Los Santos de la Santería: Guías Espirituales del Pueblo
En la santería, los santos no son figuras lejanas, sino presencias cercanas que guían, protegen y escuchan las plegarias del pueblo. Conocidos también como orishas, son seres divinos que actúan como intermediarios entre los humanos y lo sagrado. Cada uno gobierna sobre un aspecto de la vida y la naturaleza, ofreciendo sabiduría, fuerza o consuelo según su dominio.

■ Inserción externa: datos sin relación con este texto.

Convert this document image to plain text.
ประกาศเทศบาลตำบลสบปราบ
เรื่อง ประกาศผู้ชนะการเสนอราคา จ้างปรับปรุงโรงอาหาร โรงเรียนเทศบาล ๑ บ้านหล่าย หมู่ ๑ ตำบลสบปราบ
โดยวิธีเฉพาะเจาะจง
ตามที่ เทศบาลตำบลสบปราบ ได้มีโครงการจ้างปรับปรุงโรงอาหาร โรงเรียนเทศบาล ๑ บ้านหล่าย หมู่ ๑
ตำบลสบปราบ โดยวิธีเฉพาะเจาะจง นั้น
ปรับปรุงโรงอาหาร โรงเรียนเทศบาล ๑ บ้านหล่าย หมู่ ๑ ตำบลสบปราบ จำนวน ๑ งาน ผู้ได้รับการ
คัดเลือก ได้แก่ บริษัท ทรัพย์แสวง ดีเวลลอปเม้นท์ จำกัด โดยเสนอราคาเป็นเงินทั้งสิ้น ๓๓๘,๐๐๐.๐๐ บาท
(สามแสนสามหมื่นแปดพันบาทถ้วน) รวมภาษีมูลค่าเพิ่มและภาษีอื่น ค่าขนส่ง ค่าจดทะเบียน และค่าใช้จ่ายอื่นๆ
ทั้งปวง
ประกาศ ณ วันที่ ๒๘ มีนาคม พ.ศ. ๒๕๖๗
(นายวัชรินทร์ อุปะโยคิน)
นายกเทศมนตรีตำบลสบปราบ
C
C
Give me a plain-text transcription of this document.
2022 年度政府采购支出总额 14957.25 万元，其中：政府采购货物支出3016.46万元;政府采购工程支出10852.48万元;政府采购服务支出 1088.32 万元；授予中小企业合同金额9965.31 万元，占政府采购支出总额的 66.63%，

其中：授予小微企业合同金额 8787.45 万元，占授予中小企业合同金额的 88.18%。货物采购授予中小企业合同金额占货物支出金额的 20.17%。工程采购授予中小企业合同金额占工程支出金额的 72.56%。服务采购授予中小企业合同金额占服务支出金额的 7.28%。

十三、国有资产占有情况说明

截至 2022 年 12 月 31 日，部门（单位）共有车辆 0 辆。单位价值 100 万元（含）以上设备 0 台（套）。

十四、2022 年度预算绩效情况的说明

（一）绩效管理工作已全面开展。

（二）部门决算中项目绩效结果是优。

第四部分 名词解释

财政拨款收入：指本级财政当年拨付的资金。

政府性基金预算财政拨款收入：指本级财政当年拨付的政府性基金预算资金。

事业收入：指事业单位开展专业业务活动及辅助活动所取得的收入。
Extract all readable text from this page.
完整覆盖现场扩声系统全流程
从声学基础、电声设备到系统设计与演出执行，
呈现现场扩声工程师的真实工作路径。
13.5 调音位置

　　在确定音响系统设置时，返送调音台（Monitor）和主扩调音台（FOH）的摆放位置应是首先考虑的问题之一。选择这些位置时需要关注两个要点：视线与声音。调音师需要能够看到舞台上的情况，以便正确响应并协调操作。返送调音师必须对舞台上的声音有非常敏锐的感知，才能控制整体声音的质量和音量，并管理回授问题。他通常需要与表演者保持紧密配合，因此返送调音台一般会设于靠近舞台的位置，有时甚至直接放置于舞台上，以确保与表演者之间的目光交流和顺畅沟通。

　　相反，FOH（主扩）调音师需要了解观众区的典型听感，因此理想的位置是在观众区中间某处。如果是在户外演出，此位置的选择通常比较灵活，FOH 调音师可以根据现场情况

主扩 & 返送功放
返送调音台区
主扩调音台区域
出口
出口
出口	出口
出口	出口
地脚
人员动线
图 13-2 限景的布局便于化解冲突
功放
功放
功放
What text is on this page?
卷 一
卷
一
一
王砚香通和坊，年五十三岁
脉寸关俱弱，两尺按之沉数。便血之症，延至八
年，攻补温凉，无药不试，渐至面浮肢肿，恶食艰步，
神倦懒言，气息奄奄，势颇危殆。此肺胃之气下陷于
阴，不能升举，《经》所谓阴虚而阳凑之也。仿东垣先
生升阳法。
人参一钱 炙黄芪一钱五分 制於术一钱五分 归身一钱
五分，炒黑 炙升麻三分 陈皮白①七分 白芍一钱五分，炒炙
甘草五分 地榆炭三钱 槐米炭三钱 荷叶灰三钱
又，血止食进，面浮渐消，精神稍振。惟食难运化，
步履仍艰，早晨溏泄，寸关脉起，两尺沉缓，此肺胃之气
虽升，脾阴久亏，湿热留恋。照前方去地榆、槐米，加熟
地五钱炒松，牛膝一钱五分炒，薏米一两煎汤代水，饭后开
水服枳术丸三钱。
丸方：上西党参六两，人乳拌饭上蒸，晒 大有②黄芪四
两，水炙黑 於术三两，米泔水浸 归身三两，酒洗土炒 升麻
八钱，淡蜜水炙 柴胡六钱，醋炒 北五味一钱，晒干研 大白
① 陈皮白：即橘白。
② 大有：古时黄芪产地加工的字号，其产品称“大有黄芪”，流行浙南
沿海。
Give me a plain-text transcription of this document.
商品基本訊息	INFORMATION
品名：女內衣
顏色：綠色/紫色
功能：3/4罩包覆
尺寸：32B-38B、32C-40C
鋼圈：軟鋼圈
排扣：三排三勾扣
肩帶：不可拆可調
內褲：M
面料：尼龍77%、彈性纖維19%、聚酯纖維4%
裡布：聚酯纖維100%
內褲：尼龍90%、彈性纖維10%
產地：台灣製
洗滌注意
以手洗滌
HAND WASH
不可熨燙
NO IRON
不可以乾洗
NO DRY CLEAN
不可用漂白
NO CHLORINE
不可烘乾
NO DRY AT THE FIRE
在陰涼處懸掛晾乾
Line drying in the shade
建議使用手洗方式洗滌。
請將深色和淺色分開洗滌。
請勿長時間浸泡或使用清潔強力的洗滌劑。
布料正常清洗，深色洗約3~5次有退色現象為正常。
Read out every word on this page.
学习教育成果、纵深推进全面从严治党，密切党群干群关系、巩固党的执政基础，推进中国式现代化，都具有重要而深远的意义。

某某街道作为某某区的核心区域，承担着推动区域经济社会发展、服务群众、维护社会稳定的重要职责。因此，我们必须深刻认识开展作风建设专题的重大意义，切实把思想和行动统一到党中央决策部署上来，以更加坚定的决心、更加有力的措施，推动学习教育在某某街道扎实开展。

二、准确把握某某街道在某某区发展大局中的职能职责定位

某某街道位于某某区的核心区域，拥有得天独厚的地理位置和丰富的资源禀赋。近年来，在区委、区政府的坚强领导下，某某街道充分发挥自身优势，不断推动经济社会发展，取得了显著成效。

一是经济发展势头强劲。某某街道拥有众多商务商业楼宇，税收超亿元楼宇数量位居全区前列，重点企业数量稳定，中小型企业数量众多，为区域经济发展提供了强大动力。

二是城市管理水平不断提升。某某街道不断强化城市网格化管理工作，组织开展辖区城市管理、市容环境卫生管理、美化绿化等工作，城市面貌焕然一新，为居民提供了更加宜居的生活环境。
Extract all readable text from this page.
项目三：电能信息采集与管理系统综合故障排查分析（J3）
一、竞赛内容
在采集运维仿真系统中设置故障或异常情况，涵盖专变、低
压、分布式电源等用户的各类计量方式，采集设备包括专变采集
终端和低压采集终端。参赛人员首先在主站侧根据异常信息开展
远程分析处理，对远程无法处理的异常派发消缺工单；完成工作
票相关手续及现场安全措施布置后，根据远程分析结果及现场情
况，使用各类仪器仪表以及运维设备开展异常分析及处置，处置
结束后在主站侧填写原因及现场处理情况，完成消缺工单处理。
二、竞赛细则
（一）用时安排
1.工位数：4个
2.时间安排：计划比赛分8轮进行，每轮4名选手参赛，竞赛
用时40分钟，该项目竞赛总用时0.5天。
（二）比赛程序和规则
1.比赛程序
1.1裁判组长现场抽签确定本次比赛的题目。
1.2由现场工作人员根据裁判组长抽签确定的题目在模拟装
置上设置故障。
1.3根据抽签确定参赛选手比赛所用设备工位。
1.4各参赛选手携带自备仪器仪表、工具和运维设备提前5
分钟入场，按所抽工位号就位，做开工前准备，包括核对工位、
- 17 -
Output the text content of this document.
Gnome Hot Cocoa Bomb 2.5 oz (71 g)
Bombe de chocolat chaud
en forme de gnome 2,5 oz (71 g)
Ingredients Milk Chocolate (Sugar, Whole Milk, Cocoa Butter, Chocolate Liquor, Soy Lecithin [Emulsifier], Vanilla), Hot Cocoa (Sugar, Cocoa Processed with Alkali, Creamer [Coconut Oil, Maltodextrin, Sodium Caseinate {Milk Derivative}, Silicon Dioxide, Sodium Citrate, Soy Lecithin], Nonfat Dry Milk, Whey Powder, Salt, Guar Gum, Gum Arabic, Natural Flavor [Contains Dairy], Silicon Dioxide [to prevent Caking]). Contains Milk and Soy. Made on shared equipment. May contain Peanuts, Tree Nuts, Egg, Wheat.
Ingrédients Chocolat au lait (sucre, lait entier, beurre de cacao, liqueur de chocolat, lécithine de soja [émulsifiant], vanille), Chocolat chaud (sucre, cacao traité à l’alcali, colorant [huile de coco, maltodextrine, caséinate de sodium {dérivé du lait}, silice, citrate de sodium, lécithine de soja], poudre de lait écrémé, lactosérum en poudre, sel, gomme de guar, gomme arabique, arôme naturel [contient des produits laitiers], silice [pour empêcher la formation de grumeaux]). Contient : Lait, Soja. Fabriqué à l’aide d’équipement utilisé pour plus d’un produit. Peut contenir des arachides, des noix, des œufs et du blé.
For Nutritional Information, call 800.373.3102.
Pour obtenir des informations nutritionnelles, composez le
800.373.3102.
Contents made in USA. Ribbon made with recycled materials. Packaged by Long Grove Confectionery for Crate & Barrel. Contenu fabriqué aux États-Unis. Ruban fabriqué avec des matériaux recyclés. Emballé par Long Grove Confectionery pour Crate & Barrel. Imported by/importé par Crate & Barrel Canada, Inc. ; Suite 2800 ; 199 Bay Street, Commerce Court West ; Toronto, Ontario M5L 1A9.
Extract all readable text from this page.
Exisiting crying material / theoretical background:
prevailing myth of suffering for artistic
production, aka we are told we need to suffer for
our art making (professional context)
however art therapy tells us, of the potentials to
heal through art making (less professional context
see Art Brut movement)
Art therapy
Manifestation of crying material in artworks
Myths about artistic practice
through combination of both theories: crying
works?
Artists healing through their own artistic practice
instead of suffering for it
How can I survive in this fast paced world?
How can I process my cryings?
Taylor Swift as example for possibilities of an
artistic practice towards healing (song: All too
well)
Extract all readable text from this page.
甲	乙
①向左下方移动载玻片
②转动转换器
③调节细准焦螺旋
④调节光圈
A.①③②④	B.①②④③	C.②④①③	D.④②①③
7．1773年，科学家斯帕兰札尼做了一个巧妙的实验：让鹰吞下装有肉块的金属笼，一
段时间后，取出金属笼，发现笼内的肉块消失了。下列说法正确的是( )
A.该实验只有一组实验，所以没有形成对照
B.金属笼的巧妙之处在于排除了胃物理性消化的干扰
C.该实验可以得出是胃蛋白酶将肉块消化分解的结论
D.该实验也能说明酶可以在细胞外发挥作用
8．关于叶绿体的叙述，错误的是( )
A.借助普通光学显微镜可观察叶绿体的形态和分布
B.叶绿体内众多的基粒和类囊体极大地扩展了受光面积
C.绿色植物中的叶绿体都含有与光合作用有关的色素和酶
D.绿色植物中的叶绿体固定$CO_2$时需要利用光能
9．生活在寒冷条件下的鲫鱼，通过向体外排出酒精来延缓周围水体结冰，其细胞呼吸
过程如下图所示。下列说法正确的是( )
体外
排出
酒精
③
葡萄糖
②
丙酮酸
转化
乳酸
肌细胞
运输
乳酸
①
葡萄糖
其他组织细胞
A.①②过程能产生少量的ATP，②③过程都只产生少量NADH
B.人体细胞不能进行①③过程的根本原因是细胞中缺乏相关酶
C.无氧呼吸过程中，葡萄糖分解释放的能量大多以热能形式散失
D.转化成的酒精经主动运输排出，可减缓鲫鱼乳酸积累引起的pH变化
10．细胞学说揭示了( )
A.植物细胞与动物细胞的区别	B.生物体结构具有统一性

Orunla, el orisha de la adivinación y la sabiduría, revela caminos a través del destino. Osain es el señor de las hierbas y los remedios, vinculado a la sanación y los bosques. Oshun, dulce y poderosa, representa el amor, la belleza y los ríos. Oya domina los vientos, los ciclones y el cambio, siendo símbolo de transformación. Changó, el rey del trueno y la justicia, encarna la fuerza y la pasión. Yemayá, madre de todos, rige el mar, la maternidad y la protección. Y al comienzo de todo está Elegua, el guardián de los caminos, el primero en ser invocado, porque abre —o cierra— las puertas del destino.
Más que simples deidades, estos santos forman parte del día a día de quienes siguen el camino. Se les honra con ofrendas, cantos y ceremonias, y se cree que responden cuando se les llama con fe. Su presencia se siente en el río, en el rayo, en el viento, en el abrazo de una madre. En la santería, los santos no están en el cielo: están aquí, caminando entre nosotros, escuchando, guiando, viviendo.